Over the last four years, I have become active across various social media platforms, and I noticed an increase in the discussions of this topic. I joined the physician mom facebook group when it had about 100 members. It has now blossomed into a 70,000 group of women physicians around the world. Imposter syndrome, mentorship, and feeling lost in medicine, are common topics addressed in this large forum of women physicians. With the increase in discussions related to imposter syndrome on social media, I have begun to see an increase in these conversations in the real world. Several years ago, I was invited as a panelist on a round table discussion for young women physicians in training to discuss some of the challenges we face in our careers. Imposter syndrome was one of the central topics. For the first time in my career, I heard nationally renowned physicians on the panel describing feelings of inadequacy and self-doubt openly, and how they worked to combat this. Some also described how they had never known others felt this way, until they began reading what other physicians were writing and asking about it in the groups on social media.

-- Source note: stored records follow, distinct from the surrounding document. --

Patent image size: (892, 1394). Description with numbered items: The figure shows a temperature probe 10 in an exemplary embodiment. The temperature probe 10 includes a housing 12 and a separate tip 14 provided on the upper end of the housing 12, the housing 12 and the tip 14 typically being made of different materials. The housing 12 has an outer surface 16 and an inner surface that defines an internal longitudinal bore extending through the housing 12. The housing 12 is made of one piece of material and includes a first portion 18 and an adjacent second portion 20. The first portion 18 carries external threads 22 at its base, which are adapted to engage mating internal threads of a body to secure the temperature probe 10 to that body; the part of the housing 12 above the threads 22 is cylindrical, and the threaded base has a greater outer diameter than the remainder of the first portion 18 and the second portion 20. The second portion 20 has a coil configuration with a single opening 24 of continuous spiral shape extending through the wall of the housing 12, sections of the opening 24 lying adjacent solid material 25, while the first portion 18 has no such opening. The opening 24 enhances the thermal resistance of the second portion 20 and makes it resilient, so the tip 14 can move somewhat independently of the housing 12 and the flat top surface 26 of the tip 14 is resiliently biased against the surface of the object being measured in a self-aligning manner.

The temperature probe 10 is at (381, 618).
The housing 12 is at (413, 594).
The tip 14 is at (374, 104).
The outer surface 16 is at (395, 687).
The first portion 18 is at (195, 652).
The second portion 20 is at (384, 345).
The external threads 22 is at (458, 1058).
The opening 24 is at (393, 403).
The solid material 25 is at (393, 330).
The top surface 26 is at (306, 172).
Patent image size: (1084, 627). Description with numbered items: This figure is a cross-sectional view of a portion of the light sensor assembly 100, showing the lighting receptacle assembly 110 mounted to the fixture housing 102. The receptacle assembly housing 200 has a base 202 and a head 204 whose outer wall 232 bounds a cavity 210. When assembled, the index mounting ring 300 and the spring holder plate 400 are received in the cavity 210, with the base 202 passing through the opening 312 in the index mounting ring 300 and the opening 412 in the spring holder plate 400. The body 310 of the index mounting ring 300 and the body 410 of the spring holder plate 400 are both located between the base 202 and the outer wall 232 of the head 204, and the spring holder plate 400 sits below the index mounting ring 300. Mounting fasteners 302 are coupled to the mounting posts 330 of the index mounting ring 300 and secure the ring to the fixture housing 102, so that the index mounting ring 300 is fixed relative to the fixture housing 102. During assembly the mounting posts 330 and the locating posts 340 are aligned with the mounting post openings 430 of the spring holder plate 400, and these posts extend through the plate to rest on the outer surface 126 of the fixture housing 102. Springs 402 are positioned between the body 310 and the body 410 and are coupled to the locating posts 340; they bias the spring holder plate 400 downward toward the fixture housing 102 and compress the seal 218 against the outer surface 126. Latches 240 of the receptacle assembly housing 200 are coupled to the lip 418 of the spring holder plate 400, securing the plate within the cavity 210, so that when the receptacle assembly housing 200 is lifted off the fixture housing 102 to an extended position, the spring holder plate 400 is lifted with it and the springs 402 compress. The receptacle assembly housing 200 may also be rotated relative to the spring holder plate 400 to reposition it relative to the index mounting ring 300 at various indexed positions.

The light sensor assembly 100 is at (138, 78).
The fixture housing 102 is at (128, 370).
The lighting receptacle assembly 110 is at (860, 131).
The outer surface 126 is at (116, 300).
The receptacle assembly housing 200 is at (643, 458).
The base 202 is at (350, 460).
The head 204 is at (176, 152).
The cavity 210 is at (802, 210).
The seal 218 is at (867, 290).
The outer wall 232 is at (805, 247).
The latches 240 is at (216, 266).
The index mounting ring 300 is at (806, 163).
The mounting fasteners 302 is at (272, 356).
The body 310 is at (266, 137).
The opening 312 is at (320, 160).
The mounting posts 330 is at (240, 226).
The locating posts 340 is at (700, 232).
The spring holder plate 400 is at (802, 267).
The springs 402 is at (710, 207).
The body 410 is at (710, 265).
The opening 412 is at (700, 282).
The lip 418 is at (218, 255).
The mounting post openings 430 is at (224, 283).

Medicine is full of extremely intelligent physicians who are high achievers. But does the culture also create a breeding ground for amplifying imposter syndrome? In the Women’s Networking Center at ASCO 2018, a distinguished physician from a well-respected academic institution said something that blew my mind. She said: “Don’t ever forget, while you may not be the national expert in a certain disease, you are an expert in oncology, especially when you are speaking to anyone who is not an oncologist. Your knowledge and understanding of oncology will be miles beyond anyone who is not an oncologist. So do not let anyone hold you back because you are not the world expert on a specific topic.” These words were like an epiphany to me and many in the audience.
In a powerful commencement speech, athlete Abby Wambach, describes the importance of having a “wolfpack.” She describes a group of people who become your support system and encourage collegiality, taking chances and using your failures to succeed. By finding these forums, in real life and on social media I began to see that I was not the only one experiencing these feelings. Over the years, I have regained the confidence I lost somewhere along the way, and I have again become the individual in the room most likely to ask a question. I still battle imposter syndrome, as I am sure most physicians have. But I have an army of supporters, and they have my back, even though with some, our relationship is virtual.
So thank you to my wolf pack. You helped me transition into the life of an attending and have guided and educated me. Thank you for supporting me and most importantly, being there for me, even when you didn’t know you were.